To sign up for Douyin, users have to register by using their mobile number or link their account to other social media platforms where they have already provided demographic information such as gender and age. Once Douyin has identified the age and other data of users, it starts to generate and recommend users with personalised video content or video content that people like them may like (Pariser, 2011). The recommendation algorithm predicts what older people would like and keep feeding them with similar content. By building a filter bubble through the recommendation process, there is a high possibility that older people may find it hard to learn something new, expose to contradictory opinions or other forms of video, but stick to videos of low quality and similar beliefs. Here is where the fake news, misinformation and scams come into play.
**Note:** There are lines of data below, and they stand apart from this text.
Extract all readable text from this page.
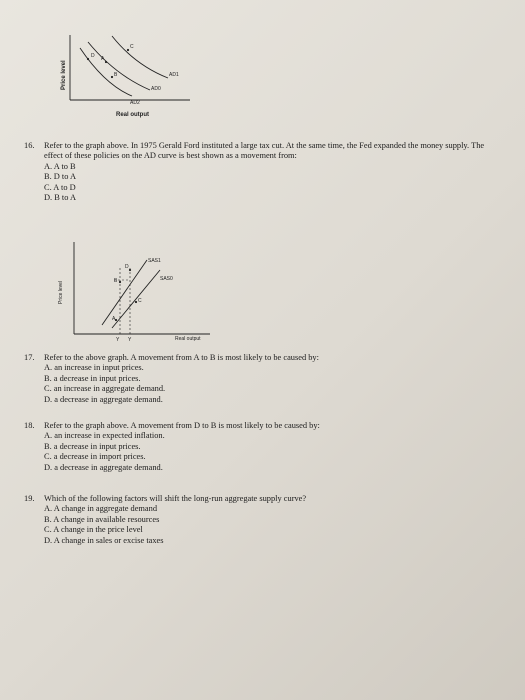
D A
C
B	AD1
AD0
AD2
Real output
Price level
16. Refer to the graph above. In 1975 Gerald Ford instituted a large tax cut. At the same time, the Fed expanded the money supply. The effect of these policies on the AD curve is best shown as a movement from:
A. A to B
B. D to A
C. A to D
D. B to A
D
B
C
A
SAS1
SAS0
Y Y	Real output
Price level
17. Refer to the above graph. A movement from A to B is most likely to be caused by:
A. an increase in input prices.
B. a decrease in input prices.
C. an increase in aggregate demand.
D. a decrease in aggregate demand.
18. Refer to the graph above. A movement from D to B is most likely to be caused by:
A. an increase in expected inflation.
B. a decrease in input prices.
C. a decrease in import prices.
D. a decrease in aggregate demand.
19. Which of the following factors will shift the long-run aggregate supply curve?
A. A change in aggregate demand
B. A change in available resources
C. A change in the price level
D. A change in sales or excise taxes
According to a 2019 research conducted by Dr Guess, older Americans were more likely to share fake news on social media (Guess et al., 2019). The situation is similar in China. Though no valid data and studies show such, there are significant numbers of posts of social media users saying that their older family members are obsessed with fake news. According to the Report on the Investigation of the Digital Literacy Gap between Elderly Populations in Urban and Rural Areas, it is noted that nearly 60% of older people in rural areas have encountered rumours while using short-form video platforms. Online fake news, misinformation, and scams are concepts they are not familiar with. Not all older people have a sufficiently high level of digital literacy to identify false information. Additionally, being trapped in bubbles and chambers through recommendation algorithms make it worse.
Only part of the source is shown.